Comment 8 Holger Hoffstätte 2023-08-14 20:53:23 UTC
This behaviour also extends to building go itself (e.g. a rebuild of 1.21.0 with itself), where various go-based tasks ("dist", "compile") would show the same symptom, so it is not limited to "mod verify". I guess all I/O is affected.
Comment 9 Mike Gilbert gentoo-dev 2023-08-14 20:54:32 UTC
This sounds like some issue with sandbox's ptrace code, or a related kernel bug.

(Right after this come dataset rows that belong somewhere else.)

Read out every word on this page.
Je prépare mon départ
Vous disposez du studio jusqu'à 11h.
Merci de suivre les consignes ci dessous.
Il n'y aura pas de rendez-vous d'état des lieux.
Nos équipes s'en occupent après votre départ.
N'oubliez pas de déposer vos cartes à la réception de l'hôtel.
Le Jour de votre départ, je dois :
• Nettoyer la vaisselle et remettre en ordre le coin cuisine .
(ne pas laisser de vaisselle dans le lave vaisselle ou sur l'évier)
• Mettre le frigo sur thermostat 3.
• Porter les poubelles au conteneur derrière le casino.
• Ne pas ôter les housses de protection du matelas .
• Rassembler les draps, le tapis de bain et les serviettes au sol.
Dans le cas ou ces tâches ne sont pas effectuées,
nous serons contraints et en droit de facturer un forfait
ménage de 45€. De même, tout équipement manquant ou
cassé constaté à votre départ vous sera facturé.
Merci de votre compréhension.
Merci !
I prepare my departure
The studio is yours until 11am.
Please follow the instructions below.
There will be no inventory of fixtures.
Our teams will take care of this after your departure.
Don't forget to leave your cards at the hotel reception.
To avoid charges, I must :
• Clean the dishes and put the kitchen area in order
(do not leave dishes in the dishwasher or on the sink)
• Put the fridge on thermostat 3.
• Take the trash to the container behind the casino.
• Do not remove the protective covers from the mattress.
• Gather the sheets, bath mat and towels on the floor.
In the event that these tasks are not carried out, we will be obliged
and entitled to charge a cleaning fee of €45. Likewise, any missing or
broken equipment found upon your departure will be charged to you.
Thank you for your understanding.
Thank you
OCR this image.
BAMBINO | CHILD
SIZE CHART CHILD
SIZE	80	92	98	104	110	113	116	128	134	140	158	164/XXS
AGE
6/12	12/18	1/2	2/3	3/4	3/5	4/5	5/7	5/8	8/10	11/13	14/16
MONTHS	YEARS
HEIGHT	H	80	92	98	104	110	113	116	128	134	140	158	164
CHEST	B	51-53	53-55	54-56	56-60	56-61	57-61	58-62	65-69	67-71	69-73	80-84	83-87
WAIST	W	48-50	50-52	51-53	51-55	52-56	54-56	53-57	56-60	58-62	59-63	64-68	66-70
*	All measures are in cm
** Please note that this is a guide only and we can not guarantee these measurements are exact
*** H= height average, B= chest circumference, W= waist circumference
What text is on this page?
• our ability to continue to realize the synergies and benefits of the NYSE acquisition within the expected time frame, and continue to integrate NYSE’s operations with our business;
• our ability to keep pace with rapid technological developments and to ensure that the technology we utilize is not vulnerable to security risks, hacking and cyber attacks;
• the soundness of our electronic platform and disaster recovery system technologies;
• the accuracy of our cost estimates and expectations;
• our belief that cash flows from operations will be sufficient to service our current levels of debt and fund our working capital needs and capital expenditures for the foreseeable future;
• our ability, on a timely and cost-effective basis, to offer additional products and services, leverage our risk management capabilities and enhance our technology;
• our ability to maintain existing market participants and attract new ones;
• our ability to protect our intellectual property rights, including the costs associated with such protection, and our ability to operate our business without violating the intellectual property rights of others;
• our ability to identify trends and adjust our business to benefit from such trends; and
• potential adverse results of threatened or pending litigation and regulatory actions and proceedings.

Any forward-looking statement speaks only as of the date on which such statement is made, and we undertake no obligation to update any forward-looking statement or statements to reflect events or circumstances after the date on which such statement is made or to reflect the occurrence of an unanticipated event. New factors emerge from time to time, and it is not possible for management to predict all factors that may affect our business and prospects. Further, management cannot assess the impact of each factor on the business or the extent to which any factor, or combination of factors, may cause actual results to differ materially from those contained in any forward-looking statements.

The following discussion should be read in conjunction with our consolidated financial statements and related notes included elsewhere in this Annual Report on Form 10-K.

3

Given the highly specific reproduction steps that seem to require hardware I do not own, I really have no way to reproduce and debug this.
Comment 10 Holger Hoffstätte 2023-08-14 21:57:15 UTC
I guess I'll have to resign myself to setting GOMAXPROCS=1 in make.conf and move on then. Other than for building a few packages I don't use go and don't want to waste any more time on this either.
Thanks anyway.
Comment 11 Holger Hoffstätte 2023-12-12 17:15:42 UTC
Created attachment 878944 [details]
strace from bash

This is a size-limited strace snapshot of a non-progressing bash, the parent of the started go command with GOMAXPROCS > 1.
Comment 12 Holger Hoffstätte 2023-12-12 18:06:32 UTC
Managed to reproduce this outside of the shell/python/emerge lasagne! \o/
Here in a prepared node_exporter source tree with GOMAXPROCS unset:

holger>while (true) ; do time LD_PRELOAD=/usr/lib64/libsandbox.so sh -c "go mod verify > /dev/null" && sleep 1 ; done
LD_PRELOAD=/usr/lib64/libsandbox.so sh -c "go mod verify > /dev/null"  0.01s user 0.02s system 167% cpu 0.016 total
LD_PRELOAD=/usr/lib64/libsandbox.so sh -c "go mod verify > /dev/null"  0.01s user 0.02s system 152% cpu 0.016 total
LD_PRELOAD=/usr/lib64/libsandbox.so sh -c "go mod verify > /dev/null"  0.71s user 8.38s system 150% cpu 6.043 total
LD_PRELOAD=/usr/lib64/libsandbox.so sh -c "go mod verify > /dev/null"  0.01s user 0.07s system 156% cpu 0.051 total
LD_PRELOAD=/usr/lib64/libsandbox.so sh -c "go mod verify > /dev/null"  0.01s user 0.01s system 145% cpu 0.014 total
LD_PRELOAD=/usr/lib64/libsandbox.so sh -c "go mod verify > /dev/null"  0.02s user 0.00s system 153% cpu 0.016 total
LD_PRELOAD=/usr/lib64/libsandbox.so sh -c "go mod verify > /dev/null"  6.10s user 74.70s system 150% cpu 53.695 total
LD_PRELOAD=/usr/lib64/libsandbox.so sh -c "go mod verify > /dev/null"  0.01s user 0.01s system 140% cpu 0.014 total
LD_PRELOAD=/usr/lib64/libsandbox.so sh -c "go mod verify > /dev/null"  0.01s user 0.01s system 165% cpu 0.016 total
LD_PRELOAD=/usr/lib64/libsandbox.so sh -c "go mod verify > /dev/null"  0.02s user 0.00s system 173% cpu 0.014 total
LD_PRELOAD=/usr/lib64/libsandbox.so sh -c "go mod verify > /dev/null"  5.61s user 62.72s system 150% cpu 45.318 total
LD_PRELOAD=/usr/lib64/libsandbox.so sh -c "go mod verify > /dev/null"  0.01s user 0.01s system 153% cpu 0.015 total
LD_PRELOAD=/usr/lib64/libsandbox.so sh -c "go mod verify > /dev/null"  0.01s user 0.01s system 122% cpu 0.016 total

The outliers (8.38, 74.7, 62.72 s) are the cases where things are stuck for no reason.
Comment 13 Paolo Pedroni 2024-05-14 12:57:24 UTC
It may be fixed in recent versions of dev-lang/go. I tried today on a zen4 machine and it worked fine with sandbox and usersandbox.